Monroeville, Ala. — In the small Alabama town author Harper Lee made famous with “To Kill a Mockingbird,” the Southern classic novel can be seen and felt everywhere.
Signs in Monroeville are decorated with mockingbirds. The old courthouse, a model for the movie version of the book, is now a museum that sells souvenirs including coffee cups, aprons and Christmas ornaments. A statue in the town square and a mural decorating the side of a building depict characters who inhabited a fictional version of the town Lee called “Maycomb, Alabama.”
So when it was announced Tuesday that Lee had written a second novel to be released this summer, Monroeville residents and visitors alike were pleased and excited — but they were also perplexed.
The first book centered on small-town attorney Atticus Finch, his children Scout and Jem, and racial injustice in the Jim Crow South. The new book, “Go Set a Watchman,” is described as a sequel that Lee actually wrote in the 1950s before “To Kill a Mockingbird.”
“I was really surprised,” said Jillian Schultz, 28, who owns a business in the town square. “You know there’s a lot of controversy about whether Harper Lee actually wrote the (first) book. There’s been so many years in between, and you have to wonder, ‘How did somebody forget about a book?’”
Located halfway between Montgomery and Mobile, Monroeville calls itself the “Literary Capital of Alabama,” a designation bestowed by the state Legislature in the late 1990s. Besides Lee, the city was home to novelist Truman Capote and Pulitzer Prize-winning editorialist Cynthia Tucker.
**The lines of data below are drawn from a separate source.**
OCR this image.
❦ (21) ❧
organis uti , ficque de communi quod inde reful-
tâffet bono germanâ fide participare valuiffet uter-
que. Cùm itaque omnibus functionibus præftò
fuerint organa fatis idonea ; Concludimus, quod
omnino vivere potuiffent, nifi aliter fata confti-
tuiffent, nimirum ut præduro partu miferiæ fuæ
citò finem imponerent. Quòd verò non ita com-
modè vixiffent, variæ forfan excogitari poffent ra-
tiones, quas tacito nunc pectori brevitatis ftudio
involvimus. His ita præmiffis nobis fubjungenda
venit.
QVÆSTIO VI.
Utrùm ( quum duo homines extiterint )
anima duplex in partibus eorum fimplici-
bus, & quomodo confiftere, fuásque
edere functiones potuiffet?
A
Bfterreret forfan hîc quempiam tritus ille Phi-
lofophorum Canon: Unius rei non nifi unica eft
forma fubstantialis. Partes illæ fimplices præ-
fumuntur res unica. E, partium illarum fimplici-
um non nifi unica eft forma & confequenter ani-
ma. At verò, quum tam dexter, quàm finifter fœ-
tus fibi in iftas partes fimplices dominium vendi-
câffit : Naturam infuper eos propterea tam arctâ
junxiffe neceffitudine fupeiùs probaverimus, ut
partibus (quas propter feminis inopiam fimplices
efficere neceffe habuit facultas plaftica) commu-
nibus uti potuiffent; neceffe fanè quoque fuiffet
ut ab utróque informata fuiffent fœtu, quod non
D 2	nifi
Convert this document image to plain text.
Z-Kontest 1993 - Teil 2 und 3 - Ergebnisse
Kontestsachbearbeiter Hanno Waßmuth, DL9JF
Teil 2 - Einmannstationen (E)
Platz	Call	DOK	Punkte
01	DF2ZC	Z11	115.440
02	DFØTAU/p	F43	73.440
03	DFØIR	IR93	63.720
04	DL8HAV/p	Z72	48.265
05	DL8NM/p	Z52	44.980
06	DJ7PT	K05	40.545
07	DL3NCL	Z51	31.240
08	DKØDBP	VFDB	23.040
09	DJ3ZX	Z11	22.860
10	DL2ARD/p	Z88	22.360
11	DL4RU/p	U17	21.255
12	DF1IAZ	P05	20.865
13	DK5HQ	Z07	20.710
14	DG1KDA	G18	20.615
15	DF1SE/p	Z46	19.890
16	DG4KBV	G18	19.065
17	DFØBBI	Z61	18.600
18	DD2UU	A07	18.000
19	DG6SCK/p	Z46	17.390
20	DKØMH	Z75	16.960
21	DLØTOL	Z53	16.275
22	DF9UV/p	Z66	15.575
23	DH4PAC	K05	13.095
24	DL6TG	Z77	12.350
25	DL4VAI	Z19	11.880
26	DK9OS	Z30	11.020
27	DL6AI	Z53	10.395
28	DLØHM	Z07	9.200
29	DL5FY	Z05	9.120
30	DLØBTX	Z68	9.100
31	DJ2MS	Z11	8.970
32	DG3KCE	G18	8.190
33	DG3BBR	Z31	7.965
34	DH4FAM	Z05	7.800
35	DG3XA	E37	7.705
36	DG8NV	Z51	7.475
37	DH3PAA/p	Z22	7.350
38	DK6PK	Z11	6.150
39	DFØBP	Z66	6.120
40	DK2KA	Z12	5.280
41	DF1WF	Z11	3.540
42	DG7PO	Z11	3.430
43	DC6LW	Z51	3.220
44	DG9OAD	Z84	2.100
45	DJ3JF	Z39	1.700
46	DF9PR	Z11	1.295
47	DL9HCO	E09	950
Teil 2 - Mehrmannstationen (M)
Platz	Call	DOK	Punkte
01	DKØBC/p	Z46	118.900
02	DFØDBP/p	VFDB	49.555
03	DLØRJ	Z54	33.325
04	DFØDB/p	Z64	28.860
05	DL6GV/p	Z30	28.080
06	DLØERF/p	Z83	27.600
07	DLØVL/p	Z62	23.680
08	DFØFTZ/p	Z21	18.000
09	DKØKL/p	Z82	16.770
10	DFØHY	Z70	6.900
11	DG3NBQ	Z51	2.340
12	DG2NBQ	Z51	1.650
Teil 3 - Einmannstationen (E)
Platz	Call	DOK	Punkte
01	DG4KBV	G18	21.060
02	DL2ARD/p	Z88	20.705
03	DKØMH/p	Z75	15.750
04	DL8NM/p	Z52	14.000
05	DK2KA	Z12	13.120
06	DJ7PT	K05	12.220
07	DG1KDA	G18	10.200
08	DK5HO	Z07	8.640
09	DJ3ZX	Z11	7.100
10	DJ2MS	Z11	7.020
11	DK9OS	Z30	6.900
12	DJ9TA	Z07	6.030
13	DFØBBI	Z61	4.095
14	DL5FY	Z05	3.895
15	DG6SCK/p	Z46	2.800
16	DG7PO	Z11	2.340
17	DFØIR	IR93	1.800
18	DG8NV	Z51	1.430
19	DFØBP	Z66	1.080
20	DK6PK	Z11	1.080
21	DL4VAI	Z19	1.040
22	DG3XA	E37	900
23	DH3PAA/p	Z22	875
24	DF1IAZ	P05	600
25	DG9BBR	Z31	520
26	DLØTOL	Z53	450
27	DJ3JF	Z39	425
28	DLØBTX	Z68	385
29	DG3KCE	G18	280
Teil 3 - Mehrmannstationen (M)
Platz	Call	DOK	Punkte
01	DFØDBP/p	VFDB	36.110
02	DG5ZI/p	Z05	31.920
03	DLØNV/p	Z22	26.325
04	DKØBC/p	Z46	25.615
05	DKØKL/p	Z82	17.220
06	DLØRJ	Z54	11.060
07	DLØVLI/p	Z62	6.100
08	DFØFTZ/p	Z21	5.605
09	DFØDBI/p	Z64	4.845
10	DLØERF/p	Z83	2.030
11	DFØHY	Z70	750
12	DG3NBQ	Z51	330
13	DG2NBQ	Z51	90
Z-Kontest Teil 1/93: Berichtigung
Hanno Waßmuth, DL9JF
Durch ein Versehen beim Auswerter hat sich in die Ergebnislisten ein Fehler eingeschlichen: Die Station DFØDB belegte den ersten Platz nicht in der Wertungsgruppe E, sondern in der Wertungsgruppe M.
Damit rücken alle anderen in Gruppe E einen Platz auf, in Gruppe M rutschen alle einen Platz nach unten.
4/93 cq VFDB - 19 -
For years, the town of 6,300 was known as the home of a huge Vanity Fair mill and outlet, but the factory shut down nearly 20 years ago. That left Monroeville with “Mockingbird” and its literary heritage to attract visitors off the nearest highway, Interstate 65, about 25 miles away.
The nonprofit Monroe County Heritage Museum opens the old courthouse to visitors and features a display about Lee’s life in her own words. Fans can sit in the courtroom balcony depicted in the Academy Award-winning screen version of the book.
Area residents put on a play based on the book each spring, holding the first act of sold-out performances on the courthouse lawn, then taking patrons inside for the climactic courtroom scenes. While visitors are few in shops right now, they’ll return once winter is over.
“It will be busy again during the play,” Schultz said.
Visitors likely won’t see the 88-year-old Lee, who lived in New York for years but now resides in an assisted living center not far from where she grew up. A longtime friend said she is deaf, blind and in poor health, spending much of her time in a wheelchair. She was last seen publicly in November at the funeral of her older sister, Alice Lee, who long represented the author and was known for being protective of her.
Harper publisher Jonathan Burnham acknowledged Tuesday that the publisher has had no direct conversations about the new book with Harper Lee, but communicated through her Monroeville attorney, Tonja Carter, and literary agent Andrew Nurnburg.
The publisher says Carter came upon the manuscript at a “secure location where it had been affixed to an original typescript of ‘To Kill a Mockingbird.’”
Burnham said during a telephone interview that he had known both Carter and Nurnburg for years and was “completely confident” Lee was fully involved in the decision to release the book.
“We’ve had a great deal of communication with Andrew and Tonja,” said Burnham, adding that Nurnburg had met with her recently and found her “feisty and in very fine spirits.”
Some “Mockingbird” fans encountered in Monroeville on Tuesday said they are excited by the news of a new book.
“I bet it’s going to be great. The first one was,” said Judy Turberville, of nearby Frisco City. Turberville said she can’t wait to read “Go Set a Watchman,” which publisher Harper said will be released July 14.
Ginger Brookover, who lives in West Virginia, is among the tourists who have been lured to Monroeville by “Mockingbird.” In the middle of her second trip to town when the publisher announced Lee’s new novel, Brookover got goose bumps.
“I’m just absolutely shaking,” she said.
Worldwide sales of “To Kill A Mockingbird” have topped 40 million copies since its release in July 1960. Although occasionally banned over the years because of its language and racial themes, “To Kill a Mockingbird” has become a standard for reading clubs and middle and high schools.